24-го мая Лемке пишет, что вернулся из отпуска, и генерал Пустовойтенко ему сказал, что «вопрос о моем (Лемке) уходе решен – Воейков на этом настаивает». При этом было решено, что Лемке будет устроен в отделе генерал-квартирмейстера Главного управления Генерального штаба. Генерал Пустовойтенко заявляет Лемке, что о его «политическом прошлом» отсюда сообщать не будут.
29-го мая 1916 года Лемке пишет в «Дневнике» о взгляде на это дело генерала Алексеева со слов Крупина: «Он (генерал Алексеев) возмущен всем делом (Лемке), удивлен, что Пустовойтенко не взял на себя ответственность за мое здесь оставление (а ею Воейков был бы удовлетворен) и хотел свалить оставление на Алексеева. Последний сказал Крупину, что речь идет о его непосредственно подчиненном и притом хорошо ему известном, потому только Пустовойтенко и может решить вопрос о ручательстве»(стр. 834).
Наконец 2-го июня 1916 года упорными усилиями Дворцового коменданта генерала Воейкова, а не по настоянию тех руководителей Ставки генералов Алексеева и Пустовойтенко, которым непосредственно надлежало это сделать, изгоняется из нее чрезвычайно опасный шпион Лемке во второе по важности после Ставки военное учреждение – Главное управление Генерального штаба.
О нем Лемке говорит так: «О службе моей в сумасшедшем доме, называемом Огенквар (отдел генерал-квартирмейстера Главного управления Генерального штаба) когда-нибудь после в связи с началом заставшей меня там февральской революцией».

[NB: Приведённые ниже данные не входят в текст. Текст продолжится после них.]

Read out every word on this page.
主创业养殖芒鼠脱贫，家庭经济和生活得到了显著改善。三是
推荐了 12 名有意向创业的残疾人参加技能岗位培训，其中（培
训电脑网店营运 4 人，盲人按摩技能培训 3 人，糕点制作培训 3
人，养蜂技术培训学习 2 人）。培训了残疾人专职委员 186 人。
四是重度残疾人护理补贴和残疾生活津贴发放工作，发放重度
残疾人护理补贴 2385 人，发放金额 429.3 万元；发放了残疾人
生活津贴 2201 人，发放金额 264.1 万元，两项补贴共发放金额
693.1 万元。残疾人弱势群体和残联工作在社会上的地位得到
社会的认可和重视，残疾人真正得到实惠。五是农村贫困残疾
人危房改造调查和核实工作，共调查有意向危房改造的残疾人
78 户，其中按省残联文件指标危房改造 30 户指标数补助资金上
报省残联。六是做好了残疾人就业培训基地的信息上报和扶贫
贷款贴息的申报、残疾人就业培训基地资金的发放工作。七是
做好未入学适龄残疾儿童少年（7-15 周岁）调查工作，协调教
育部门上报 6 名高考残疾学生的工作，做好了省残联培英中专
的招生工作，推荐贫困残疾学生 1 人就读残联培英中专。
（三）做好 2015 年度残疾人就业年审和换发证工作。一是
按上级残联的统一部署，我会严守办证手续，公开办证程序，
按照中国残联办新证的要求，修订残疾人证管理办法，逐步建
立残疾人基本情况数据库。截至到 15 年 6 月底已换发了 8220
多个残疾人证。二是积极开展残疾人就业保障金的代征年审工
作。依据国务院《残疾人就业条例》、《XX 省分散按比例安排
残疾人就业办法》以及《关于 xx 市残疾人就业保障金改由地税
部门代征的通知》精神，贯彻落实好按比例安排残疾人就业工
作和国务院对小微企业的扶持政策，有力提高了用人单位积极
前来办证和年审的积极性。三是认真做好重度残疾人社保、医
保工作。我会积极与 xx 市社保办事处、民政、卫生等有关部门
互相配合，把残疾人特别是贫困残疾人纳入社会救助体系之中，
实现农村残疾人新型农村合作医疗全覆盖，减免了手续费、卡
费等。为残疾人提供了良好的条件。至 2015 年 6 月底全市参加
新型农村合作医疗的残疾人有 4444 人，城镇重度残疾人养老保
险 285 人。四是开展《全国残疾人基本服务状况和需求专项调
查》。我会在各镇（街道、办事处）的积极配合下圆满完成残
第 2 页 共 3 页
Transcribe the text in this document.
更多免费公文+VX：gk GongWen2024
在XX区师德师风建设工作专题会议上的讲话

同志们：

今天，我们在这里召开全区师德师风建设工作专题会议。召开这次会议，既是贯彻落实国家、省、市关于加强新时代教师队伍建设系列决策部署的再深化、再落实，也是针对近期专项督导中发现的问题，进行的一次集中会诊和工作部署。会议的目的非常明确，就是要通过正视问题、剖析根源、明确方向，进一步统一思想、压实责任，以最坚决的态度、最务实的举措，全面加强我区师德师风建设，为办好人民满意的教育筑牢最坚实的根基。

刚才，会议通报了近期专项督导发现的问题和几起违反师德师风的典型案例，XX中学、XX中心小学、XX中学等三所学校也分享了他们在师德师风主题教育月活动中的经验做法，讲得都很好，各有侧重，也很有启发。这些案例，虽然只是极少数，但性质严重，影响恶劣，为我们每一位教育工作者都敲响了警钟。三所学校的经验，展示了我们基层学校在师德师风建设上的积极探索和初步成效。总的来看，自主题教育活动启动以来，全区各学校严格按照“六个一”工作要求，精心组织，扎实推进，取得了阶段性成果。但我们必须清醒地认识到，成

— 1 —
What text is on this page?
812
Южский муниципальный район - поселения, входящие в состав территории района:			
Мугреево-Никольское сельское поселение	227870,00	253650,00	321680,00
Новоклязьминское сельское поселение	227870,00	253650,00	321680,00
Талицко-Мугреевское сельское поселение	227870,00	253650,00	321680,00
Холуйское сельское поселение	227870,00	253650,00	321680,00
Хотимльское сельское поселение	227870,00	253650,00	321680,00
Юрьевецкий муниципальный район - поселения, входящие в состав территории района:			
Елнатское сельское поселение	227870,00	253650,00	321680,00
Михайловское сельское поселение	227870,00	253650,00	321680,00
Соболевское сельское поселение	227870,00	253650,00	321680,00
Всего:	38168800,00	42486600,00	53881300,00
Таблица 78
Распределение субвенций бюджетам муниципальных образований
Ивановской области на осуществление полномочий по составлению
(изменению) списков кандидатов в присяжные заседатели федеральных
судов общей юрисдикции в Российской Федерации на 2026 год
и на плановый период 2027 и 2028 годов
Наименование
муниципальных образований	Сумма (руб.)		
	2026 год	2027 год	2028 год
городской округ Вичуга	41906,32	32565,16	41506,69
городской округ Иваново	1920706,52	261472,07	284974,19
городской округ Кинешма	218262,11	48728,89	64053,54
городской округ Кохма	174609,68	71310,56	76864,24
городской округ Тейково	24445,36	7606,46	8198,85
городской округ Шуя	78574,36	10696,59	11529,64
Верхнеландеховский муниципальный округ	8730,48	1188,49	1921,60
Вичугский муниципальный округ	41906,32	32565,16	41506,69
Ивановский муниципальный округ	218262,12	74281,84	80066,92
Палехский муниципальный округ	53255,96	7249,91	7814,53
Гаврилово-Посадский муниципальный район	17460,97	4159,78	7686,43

Успех плодотворной шпионской работы Лемке базировался как я это уже говорил раньше на упорном, вопреки здравому смыслу, содействии ему верхов Ставки в лице генералов Алексеева и Пустовойтенко. Это тем более им непростительно, что первый по прежней должности начальника штаба Киевского военного округа имел у себя в подчинении контрразведывательное отделение, второй же воочию видел в штабе Варшавского военного округа шпионскую аферу полковника Гримма, а кроме того по должности генерал-квартирмейстера Юго-Западного и Северо-Западного фронтов также имел у себя в подчинении контрразведывательное отделение. Я не говорю уже о прямом нарушении ими пункта б. ст. 33 «Наставления по контрразведке в военное время», гласящего о том, что контрразведка должна «освещать по получении особых указаний генерал-квартирмейстера личный состав штабов, управлений, учреждений и заведений».